Often times in B2B companies, the person who would be your day-to-day contact needs to convince a superior to sign on the dotted line. The more information available on your website that canbe used as a basis to vet you as the ideal choice, the better.

The types of content you need to build credibility around your brand and your website isn’t technical in nature, so it is faster to write, get approval, and publish. Peppering the following types of articles into your editorial schedule also eases the “hurry up” deadline stress.

FoundationalBasic definitions and explanations of what you do offer strong keywords for SEO and help audiences early in the buying process grow their understanding of the product, service, or industry landscape.

Cost comparisons or competitive analysis Instantly differentiate your product from the competition with a research-based article, infographic, or table that breaks down a buyer’s average options.

Opinions on industry trends Join the online conversation of an industry issue your experts are confident speaking to by stating your timely positioning or advice.

There is one piece of the content “waiting” puzzle that is critical to ROI. It’s how you are promoting your content once you publish it on your website. Answer these questions to determine if you need to rethink how you can improve your results.

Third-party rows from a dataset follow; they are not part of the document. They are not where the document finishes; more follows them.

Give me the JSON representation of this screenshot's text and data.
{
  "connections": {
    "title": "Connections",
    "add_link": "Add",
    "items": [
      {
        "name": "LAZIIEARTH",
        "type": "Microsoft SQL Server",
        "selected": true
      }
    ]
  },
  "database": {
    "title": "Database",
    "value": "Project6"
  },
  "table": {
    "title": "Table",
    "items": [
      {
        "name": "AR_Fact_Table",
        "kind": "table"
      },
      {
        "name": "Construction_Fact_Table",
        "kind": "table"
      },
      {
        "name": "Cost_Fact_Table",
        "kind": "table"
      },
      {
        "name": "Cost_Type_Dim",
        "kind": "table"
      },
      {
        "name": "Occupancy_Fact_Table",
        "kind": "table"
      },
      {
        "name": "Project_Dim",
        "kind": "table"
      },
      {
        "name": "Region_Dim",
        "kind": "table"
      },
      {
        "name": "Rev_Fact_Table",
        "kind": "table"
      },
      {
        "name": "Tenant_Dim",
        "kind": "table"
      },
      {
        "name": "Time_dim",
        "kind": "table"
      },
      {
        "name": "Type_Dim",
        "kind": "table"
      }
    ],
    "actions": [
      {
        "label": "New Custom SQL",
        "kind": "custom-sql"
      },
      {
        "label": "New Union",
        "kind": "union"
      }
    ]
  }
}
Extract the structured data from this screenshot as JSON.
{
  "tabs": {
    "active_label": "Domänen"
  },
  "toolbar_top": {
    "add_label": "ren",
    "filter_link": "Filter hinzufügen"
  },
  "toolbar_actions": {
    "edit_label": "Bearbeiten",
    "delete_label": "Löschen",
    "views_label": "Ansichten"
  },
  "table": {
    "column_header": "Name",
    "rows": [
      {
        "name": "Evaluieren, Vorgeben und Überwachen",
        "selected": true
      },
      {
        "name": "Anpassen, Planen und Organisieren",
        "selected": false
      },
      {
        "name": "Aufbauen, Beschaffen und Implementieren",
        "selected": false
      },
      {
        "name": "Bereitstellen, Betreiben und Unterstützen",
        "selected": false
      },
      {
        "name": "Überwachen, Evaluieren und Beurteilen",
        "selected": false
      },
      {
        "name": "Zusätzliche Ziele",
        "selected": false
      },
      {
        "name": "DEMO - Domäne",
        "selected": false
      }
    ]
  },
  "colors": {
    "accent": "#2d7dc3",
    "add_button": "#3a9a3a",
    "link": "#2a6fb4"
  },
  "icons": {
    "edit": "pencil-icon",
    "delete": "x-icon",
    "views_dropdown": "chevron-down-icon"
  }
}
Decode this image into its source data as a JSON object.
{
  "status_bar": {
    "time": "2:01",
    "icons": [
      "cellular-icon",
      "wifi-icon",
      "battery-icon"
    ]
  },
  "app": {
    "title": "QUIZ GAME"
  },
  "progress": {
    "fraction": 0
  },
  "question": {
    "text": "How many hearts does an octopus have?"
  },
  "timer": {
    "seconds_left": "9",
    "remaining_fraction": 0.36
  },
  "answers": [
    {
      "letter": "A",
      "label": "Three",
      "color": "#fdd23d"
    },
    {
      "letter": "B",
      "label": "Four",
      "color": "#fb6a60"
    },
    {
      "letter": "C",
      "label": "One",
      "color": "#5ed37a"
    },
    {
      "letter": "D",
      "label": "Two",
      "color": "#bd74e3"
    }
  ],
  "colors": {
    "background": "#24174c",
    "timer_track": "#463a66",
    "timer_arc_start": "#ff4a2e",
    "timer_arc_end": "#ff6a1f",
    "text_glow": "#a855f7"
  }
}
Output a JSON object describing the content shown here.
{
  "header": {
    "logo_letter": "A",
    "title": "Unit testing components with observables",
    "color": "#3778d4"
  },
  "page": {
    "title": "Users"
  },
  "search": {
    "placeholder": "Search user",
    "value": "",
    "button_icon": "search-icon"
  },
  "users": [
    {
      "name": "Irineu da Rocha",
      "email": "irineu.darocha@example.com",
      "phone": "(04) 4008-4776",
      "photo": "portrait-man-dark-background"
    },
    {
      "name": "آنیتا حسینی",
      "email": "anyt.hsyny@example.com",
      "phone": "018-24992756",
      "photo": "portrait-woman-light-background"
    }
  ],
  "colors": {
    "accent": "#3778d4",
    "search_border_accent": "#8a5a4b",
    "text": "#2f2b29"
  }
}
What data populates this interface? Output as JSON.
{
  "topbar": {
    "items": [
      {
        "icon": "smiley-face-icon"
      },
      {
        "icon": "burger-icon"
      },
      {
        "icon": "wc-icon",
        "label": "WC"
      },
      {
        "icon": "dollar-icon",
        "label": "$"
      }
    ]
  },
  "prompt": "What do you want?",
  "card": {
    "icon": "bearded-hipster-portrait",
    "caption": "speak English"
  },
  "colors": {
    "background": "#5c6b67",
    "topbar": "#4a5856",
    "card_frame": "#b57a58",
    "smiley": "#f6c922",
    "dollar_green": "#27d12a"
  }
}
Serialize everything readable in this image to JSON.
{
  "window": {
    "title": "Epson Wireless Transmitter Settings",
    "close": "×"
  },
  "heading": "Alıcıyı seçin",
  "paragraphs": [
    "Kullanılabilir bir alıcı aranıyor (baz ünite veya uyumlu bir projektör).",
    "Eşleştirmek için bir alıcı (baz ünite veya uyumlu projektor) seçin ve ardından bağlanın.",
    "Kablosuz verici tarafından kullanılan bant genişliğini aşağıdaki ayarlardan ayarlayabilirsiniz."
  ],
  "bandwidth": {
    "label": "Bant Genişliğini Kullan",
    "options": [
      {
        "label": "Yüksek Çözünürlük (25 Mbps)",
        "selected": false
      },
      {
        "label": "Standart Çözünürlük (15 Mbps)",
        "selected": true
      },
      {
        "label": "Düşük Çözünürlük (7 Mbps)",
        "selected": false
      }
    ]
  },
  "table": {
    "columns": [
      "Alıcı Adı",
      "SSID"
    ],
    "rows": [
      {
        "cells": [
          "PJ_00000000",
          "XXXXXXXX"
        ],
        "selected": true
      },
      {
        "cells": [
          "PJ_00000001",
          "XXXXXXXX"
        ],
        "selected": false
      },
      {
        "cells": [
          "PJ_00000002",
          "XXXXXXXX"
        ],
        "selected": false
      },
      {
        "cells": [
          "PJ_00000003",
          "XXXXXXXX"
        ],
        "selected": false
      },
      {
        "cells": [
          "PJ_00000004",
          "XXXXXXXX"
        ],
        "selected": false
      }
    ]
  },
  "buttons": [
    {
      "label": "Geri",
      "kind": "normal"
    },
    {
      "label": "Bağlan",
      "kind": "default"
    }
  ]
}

1. Are you sharing the article with your contact database through email communications, on social media, or by encouraging sales reps to pass the link along?

2. Are you including calls to action on the article page that encourage visitors to go deeper into your site, or contact you for more information?

3. Are you missing an opportunity to capture information about the people viewing the content? (First you need to determine if the content is worthy of a download request)

4. Are you submitting your more valuable articles to trade publications and online business media?

No matter if you are in the business-to-business or business-to-consumer marketing world, content marketing can be used to increase sales and improve customer loyalty. But it’s through building your company up over time to be seen as a valuable resource to suspects, prospects, and returning customers alike that provides the ROI.